Stillschweigend wand der Bursche das Seil wieder fester um den Kiefernast, nahm dann die beschmutzten Stücke auf und trug sie hinter seiner Herrin her ins Haus.
»Nun muß er sie noch mal waschen,« sagte die Zimmer. »Und sie sitzt auf dem Tisch in der Waschküche dabei und sieht zu, daß er nicht zuviel Seife verbraucht. Und räsoniert bei jedem bißchen, was er nimmt. Und nun geht das schon acht Tage so. Ich glaube, die sitzt noch da, wenn sie tot ist!«
»Woher wissen Sie das?« Doktor Hirsekorn sah sie an.
Da wurde sie rot. »Nun, von dem Albert. Der hat unseren Mädchen ordentlich graulich gemacht. Er sagt, die Hippelt lebt nicht mehr lange, die ißt sich nie satt, die trocknet ganz aus. Und dann sitzt sie als Gespenst auf dem Waschküchentisch, mitten im Brodem. Und wenn dann Herr Hippelt abends so lange das Gas noch brennt bei seinem Geldzählen, dann knattert sie immer in der Gasröhre und pustet und stöhnt: ›Brenn nicht so lang, brenn nicht so lang,‹ und puh – das Gas ist aus!«
»Fangen Sie mir doch nicht mit solchen Geschichten an!« Hirsekorn kannte die Gespensterfurcht seiner Hausdame; aber er mußte doch lächeln: hatte dieser Albert eine Phantasie! Der vertrieb sich die Langeweile und die Einsamkeit mit Märchenerzählen, Schnurren und Lügen.
Fräulein Zimmer und die Mädchen schworen auf Albert. Den Doktor interessierte der junge Mensch nicht, ebensowenig wie ihn dessen Herrschaft interessierte. Aber es stimmte, der schäbige Mann in dem Schlafrock, an dem kein Flicken zum andern paßte, war der Reichste hier in der Gartenstadt, zählte vielleicht auch unter die Reichsten Berlins. Warum war der nur hier herausgezogen? Gleichsam in ein Versteck? Und Hippelt lebte fast dürftig. Ein Ekel faßte Hirsekorn; ihm graute auch, aber nicht vor Alberts Gespenstern, ihm graute vor dieser Art Lebensführung.
Bei Hippelts gab es nicht alle Tage der Woche Fleisch. Heut saßen sie gerade bei einem Stück Hammelkeule, als Albert Herrn Bernhard meldete. Unwillig schob Hippelt den Braten zurück: »Tu ihn weg, Sophie!« Der Bernhard brauchte nicht zu sehen, daß er Braten aß.
Der Schieber trat ein; er entschuldigte sich schon außen an der Tür, daß er störe. Heute sah er feiner aus als im Café Amor, heute hatte er einen langen schwarzen Rock an, und der Überzieher war auch ganz anständig; einen Zylinder trug er in der Hand. Herr Bernhard wußte, was sich schickte; wenn er solch einen Besuch machte, zog er sich an wie zu einem Begräbnis.

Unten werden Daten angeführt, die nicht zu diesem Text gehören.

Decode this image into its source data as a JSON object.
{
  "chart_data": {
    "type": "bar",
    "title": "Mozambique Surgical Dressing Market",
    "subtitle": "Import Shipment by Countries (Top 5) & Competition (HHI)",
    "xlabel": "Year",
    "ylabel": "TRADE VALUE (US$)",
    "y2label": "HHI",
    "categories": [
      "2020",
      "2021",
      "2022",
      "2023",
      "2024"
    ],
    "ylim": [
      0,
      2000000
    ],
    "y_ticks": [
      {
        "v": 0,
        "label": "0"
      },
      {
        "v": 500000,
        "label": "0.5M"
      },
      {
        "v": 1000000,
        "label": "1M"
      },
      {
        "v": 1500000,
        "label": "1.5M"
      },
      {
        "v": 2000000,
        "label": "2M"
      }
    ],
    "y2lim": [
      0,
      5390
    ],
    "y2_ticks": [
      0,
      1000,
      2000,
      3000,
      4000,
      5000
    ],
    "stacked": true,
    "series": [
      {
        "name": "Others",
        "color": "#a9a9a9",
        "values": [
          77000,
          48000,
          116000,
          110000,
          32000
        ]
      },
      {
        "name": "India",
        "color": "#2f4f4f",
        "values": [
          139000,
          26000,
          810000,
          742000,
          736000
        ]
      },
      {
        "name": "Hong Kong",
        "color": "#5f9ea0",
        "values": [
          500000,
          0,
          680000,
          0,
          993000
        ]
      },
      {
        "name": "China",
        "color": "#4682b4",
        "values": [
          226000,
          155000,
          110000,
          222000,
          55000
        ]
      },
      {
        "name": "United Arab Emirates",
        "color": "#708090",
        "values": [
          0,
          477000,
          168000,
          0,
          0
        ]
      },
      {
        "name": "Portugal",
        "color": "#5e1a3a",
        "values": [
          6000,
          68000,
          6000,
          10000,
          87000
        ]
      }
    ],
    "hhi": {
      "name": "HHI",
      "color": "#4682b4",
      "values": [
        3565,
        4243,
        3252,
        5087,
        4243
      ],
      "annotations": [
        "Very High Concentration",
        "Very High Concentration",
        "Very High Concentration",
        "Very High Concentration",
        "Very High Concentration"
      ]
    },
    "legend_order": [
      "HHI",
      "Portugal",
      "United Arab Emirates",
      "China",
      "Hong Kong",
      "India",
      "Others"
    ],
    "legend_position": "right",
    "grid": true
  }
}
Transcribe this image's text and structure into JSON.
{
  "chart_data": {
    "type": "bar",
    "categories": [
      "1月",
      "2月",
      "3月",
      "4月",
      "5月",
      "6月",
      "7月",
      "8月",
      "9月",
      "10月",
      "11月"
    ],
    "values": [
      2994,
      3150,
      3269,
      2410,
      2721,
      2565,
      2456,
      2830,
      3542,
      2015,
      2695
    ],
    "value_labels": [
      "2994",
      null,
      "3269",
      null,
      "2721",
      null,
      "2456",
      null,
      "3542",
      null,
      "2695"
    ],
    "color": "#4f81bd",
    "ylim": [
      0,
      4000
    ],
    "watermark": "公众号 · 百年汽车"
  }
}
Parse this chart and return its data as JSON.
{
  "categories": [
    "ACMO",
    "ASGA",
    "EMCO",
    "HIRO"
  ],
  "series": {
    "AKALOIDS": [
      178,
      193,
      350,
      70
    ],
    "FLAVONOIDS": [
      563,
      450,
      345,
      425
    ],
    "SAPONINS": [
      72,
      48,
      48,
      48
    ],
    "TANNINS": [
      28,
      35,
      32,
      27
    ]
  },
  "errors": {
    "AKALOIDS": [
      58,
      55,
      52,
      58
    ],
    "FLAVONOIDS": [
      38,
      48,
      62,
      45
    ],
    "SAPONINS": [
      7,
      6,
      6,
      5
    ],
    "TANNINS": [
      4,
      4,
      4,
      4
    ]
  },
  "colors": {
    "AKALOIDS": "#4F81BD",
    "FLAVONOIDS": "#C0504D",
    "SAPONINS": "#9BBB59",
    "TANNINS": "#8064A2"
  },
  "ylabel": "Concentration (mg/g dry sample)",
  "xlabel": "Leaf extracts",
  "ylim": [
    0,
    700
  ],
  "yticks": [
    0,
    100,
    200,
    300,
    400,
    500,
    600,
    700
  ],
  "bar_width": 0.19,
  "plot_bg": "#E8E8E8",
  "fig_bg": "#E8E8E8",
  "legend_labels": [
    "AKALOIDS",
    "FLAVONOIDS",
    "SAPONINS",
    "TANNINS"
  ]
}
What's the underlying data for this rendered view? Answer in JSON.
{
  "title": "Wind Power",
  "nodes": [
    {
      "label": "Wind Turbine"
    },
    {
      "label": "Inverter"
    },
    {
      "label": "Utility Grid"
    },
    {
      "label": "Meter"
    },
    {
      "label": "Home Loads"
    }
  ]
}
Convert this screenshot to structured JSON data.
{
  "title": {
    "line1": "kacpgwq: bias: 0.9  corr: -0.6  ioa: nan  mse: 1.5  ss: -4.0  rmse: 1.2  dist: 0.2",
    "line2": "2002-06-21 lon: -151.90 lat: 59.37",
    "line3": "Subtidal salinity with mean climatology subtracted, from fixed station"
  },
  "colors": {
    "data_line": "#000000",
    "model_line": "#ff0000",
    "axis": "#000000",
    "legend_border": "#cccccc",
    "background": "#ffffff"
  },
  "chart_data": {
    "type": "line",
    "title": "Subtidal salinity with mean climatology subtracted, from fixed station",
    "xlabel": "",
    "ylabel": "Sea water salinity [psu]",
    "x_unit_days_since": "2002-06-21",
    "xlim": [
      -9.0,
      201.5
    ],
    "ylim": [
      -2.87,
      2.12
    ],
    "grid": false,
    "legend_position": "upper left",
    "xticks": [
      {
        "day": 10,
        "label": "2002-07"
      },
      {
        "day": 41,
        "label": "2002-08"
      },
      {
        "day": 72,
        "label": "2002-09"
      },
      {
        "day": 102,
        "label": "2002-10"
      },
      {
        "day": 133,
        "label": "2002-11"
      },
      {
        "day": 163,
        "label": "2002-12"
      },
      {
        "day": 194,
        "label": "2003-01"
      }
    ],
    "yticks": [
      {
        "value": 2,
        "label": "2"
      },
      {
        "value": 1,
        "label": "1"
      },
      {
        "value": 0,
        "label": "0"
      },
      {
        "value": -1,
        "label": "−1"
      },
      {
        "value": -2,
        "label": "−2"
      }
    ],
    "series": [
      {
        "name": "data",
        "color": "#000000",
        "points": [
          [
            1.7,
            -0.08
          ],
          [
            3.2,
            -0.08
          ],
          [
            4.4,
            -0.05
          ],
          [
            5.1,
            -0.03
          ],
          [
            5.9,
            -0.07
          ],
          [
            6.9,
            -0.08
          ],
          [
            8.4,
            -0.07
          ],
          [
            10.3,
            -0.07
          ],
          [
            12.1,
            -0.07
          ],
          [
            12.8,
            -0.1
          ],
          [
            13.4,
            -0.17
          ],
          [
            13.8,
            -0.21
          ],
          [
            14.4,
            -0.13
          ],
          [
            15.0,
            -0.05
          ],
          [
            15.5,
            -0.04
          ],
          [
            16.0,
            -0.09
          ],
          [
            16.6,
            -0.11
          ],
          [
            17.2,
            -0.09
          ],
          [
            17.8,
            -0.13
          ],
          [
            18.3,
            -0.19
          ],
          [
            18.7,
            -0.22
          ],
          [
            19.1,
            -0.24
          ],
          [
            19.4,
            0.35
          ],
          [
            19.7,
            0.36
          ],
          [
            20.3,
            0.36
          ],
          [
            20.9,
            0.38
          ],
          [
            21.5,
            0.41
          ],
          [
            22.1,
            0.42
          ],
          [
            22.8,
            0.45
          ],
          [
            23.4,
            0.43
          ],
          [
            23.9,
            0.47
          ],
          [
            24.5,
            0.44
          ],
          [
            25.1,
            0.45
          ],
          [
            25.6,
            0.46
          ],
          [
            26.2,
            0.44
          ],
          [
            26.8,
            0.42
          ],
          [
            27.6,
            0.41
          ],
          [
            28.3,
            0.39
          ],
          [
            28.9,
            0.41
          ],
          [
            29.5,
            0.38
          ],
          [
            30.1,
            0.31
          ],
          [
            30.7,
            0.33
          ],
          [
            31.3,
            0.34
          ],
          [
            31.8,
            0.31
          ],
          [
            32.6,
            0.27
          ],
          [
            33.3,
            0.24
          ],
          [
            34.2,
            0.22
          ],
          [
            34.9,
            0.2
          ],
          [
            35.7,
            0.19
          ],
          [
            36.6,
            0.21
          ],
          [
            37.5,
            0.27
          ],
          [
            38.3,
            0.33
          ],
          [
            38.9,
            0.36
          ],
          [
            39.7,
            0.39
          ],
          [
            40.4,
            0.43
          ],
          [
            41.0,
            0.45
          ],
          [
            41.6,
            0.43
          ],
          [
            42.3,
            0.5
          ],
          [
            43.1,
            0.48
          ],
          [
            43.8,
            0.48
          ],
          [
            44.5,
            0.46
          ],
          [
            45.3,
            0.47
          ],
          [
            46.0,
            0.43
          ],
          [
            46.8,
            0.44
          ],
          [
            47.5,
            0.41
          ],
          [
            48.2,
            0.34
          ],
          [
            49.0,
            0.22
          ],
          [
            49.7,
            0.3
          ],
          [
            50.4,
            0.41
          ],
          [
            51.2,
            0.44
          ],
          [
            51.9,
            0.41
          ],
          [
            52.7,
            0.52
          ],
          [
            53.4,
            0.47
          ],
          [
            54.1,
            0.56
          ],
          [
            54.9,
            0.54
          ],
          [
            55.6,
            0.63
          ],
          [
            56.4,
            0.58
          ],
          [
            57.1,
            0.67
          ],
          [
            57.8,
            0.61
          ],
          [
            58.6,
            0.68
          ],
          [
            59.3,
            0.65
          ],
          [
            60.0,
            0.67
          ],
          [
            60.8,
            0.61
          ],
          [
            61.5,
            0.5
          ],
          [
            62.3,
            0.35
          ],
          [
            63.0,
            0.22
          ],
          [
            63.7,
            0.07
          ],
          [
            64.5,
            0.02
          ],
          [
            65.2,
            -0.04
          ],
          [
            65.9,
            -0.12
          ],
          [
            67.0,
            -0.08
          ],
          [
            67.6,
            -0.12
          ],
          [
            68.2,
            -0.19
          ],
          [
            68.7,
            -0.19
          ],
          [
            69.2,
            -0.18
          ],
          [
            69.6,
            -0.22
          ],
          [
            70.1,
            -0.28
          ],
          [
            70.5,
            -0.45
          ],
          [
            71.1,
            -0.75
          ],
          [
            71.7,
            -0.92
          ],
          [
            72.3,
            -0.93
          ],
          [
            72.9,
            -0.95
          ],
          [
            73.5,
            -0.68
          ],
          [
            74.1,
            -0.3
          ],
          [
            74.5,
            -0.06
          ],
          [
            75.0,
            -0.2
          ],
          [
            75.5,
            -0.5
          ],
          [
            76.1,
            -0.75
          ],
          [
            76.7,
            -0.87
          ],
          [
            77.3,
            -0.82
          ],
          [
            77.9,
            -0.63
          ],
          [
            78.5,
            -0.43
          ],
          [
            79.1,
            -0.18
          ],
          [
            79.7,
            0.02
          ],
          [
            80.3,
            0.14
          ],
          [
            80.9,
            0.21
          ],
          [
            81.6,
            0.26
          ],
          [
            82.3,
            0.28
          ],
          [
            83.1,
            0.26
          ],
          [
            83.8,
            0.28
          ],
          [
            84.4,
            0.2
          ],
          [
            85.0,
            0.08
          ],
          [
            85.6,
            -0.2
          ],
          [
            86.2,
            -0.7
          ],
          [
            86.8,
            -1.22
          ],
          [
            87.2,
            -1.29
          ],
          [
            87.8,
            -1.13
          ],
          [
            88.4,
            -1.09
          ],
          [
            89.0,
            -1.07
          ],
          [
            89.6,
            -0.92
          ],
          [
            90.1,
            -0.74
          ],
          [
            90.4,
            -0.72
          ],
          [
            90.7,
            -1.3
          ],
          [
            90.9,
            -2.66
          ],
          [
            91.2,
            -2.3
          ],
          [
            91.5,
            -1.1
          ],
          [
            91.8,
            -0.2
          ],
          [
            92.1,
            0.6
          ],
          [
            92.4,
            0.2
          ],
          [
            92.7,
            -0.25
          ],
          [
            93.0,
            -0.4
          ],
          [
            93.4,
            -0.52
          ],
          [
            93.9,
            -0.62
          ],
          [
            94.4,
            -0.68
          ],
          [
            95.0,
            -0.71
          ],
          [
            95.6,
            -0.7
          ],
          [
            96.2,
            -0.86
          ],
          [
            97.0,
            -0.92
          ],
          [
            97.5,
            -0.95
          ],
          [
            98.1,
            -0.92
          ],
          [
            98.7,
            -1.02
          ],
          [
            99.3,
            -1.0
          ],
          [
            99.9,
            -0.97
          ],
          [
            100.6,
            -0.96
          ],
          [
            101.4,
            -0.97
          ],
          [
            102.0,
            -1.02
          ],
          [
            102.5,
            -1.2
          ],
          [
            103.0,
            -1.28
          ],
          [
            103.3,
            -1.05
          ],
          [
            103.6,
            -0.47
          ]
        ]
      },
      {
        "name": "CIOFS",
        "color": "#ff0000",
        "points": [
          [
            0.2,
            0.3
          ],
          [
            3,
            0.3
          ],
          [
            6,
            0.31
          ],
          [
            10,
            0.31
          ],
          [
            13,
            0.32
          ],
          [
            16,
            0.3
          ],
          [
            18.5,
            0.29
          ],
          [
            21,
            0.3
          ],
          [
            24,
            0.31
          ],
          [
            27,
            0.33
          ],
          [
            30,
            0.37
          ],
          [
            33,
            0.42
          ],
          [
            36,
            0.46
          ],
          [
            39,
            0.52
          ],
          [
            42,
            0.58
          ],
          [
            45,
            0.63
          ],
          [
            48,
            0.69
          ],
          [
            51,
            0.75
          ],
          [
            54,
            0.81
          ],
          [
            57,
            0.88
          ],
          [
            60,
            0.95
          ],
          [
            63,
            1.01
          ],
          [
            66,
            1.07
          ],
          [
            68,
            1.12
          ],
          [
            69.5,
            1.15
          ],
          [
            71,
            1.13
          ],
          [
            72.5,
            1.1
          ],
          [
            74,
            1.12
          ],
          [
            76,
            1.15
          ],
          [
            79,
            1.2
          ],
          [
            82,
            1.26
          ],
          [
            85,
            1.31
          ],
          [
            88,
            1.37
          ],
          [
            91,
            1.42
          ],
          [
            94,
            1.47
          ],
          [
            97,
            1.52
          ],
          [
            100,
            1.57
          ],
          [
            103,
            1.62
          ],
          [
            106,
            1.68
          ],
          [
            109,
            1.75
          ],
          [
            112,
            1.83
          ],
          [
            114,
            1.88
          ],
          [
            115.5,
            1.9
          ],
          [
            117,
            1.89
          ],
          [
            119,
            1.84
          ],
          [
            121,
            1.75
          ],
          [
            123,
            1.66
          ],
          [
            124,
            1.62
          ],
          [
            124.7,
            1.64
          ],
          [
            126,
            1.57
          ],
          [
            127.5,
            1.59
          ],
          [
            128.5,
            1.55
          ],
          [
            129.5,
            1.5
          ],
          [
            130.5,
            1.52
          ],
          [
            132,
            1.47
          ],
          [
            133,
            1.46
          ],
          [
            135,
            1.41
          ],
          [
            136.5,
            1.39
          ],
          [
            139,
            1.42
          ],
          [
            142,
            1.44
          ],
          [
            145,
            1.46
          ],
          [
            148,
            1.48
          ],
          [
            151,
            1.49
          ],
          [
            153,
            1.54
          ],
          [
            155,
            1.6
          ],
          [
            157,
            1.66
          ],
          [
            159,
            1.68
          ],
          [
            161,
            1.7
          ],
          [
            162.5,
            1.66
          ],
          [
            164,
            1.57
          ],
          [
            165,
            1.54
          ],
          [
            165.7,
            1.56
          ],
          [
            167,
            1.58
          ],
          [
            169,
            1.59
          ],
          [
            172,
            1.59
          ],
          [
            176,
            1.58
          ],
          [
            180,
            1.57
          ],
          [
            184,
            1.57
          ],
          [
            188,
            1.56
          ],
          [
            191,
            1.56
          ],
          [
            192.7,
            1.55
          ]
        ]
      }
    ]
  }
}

»Nu?« fragte er, als Hippelt ihm die Hand gab. Er sah den reichen Mann halb unterwürfig, halb vertraulich an.
»Sophie, du kannst gehen,« sagte Hippelt. Die Frau verschwand; die beiden rückten sich näher. »Gestern wurden wir im Kontor unterbrochen,« sagte halblaut Herr Hippelt.
»I ja, durch den Herrn von der Kavallerie!« Bernhard lachte.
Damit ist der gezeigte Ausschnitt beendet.